Much was made in some quarters of the fact that The Guardian’s story appeared the day after the Independent Television Commission’s review praising Carlton. The review was critical of ITV’s factual programming, arguing that too much of it was preoccupied with crime, the emergency services and the paranormal.

It also criticised the network for relying too heavily on drama (notably on Sunday nights) and for a shortage of entertainment programmes.

Since drama does such good business for ITV, the network rather bridled at being told off for giving viewers what they evidently want. But ITV’s weakness in entertainment, especially comedy, is acknowledged on all sides. Quite when and how we can expect an improvement is less clear. For one thing, the network’s new(ish) director of programmes, David Liddiment, is still working his way through a pile of programmes commissioned by his predecessor, Marcus Plantin. Production lead times mean it will be this autumn before we see the first real signs of Liddiment’s input.

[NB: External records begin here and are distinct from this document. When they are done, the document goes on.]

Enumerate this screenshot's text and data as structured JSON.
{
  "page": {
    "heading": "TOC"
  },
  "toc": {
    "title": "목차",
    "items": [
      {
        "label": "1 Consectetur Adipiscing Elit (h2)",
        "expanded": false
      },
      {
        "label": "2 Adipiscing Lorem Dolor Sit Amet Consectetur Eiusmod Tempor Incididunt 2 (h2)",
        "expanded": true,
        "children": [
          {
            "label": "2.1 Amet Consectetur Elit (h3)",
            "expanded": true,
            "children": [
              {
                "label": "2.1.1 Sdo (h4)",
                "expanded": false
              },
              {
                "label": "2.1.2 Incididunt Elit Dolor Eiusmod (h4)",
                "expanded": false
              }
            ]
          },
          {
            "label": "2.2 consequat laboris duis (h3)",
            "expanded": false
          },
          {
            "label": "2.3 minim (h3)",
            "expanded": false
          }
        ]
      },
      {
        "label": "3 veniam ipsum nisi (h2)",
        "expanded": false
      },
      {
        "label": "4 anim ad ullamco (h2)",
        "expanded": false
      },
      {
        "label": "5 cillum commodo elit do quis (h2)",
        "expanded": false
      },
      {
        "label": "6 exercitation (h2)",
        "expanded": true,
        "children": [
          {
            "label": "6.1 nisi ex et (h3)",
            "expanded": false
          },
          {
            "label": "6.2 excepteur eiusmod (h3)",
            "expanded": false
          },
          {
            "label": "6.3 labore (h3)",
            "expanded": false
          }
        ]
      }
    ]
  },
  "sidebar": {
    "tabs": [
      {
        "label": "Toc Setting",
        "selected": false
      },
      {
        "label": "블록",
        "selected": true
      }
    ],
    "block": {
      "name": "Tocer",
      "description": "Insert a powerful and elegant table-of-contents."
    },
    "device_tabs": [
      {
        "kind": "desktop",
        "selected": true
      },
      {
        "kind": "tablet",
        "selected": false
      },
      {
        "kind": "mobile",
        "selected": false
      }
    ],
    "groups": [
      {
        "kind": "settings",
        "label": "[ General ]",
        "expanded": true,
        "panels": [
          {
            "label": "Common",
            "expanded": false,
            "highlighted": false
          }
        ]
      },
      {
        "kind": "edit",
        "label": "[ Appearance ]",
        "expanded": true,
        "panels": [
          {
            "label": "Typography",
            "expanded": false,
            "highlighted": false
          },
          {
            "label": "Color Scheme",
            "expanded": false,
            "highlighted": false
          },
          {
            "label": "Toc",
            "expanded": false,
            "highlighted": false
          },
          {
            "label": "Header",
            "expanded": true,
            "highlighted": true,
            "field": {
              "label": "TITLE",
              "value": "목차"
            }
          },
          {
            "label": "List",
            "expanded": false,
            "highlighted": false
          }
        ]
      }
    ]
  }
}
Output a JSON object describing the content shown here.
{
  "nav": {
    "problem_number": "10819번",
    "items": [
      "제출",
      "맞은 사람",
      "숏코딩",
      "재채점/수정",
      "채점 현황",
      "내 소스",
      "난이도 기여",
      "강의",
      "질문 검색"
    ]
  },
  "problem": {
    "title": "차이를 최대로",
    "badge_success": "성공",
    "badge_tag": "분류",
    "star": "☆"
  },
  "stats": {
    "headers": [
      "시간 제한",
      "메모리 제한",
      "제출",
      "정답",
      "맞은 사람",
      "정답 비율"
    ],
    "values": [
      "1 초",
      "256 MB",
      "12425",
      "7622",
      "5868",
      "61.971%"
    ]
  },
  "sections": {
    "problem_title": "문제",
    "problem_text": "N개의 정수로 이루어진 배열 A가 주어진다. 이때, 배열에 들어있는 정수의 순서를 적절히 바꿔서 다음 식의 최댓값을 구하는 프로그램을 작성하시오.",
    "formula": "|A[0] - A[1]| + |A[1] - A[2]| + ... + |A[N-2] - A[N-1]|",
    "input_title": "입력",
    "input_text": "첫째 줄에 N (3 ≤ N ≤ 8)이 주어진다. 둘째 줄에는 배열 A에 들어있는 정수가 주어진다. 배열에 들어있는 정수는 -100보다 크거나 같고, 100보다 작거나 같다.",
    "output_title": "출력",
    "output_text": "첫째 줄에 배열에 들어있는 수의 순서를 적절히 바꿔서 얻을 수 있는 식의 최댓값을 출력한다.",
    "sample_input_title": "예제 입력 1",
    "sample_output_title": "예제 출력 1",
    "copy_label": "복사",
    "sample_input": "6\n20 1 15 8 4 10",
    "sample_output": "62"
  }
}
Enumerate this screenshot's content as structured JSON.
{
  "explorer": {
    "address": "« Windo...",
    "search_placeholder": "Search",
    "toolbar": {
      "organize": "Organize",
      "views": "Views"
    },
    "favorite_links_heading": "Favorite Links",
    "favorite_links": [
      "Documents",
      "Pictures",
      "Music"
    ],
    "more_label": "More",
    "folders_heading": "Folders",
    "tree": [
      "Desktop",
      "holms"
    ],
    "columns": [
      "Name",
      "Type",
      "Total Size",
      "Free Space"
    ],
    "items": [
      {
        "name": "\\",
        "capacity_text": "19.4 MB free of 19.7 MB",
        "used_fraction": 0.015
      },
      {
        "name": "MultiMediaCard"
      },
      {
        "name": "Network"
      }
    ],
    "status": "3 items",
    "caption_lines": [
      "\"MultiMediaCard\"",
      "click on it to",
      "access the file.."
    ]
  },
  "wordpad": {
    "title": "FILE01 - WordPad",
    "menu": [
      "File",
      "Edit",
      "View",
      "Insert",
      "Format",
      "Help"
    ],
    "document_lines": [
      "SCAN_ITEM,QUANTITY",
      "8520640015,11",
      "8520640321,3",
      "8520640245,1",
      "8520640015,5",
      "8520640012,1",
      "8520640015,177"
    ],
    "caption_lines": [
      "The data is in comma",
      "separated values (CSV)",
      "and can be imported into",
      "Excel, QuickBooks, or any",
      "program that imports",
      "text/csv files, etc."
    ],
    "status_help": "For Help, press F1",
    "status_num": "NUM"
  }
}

Then there is the problem of where to schedule comedy. The network’s main comedy slot is at 8.30pm – too early for the kind of “adult” comedies like Men Behaving Badly or Ab Fab which have proved successful for the BBC.

One of the great benefits of moving News at Ten would be to free a slot at 10pm, well after the 9 o’clock watershed, which could be used for comedies aimed at grown-ups. It might also provide a home earlier in the evening for factual programmes like Carlton’s controversial documentary. One of the flaws in the argument that the Connection represents a ratings-driven tabloid approach to factual television is that the programme originally went out in a late-night slot, where it attracted fewer than 4 million viewers.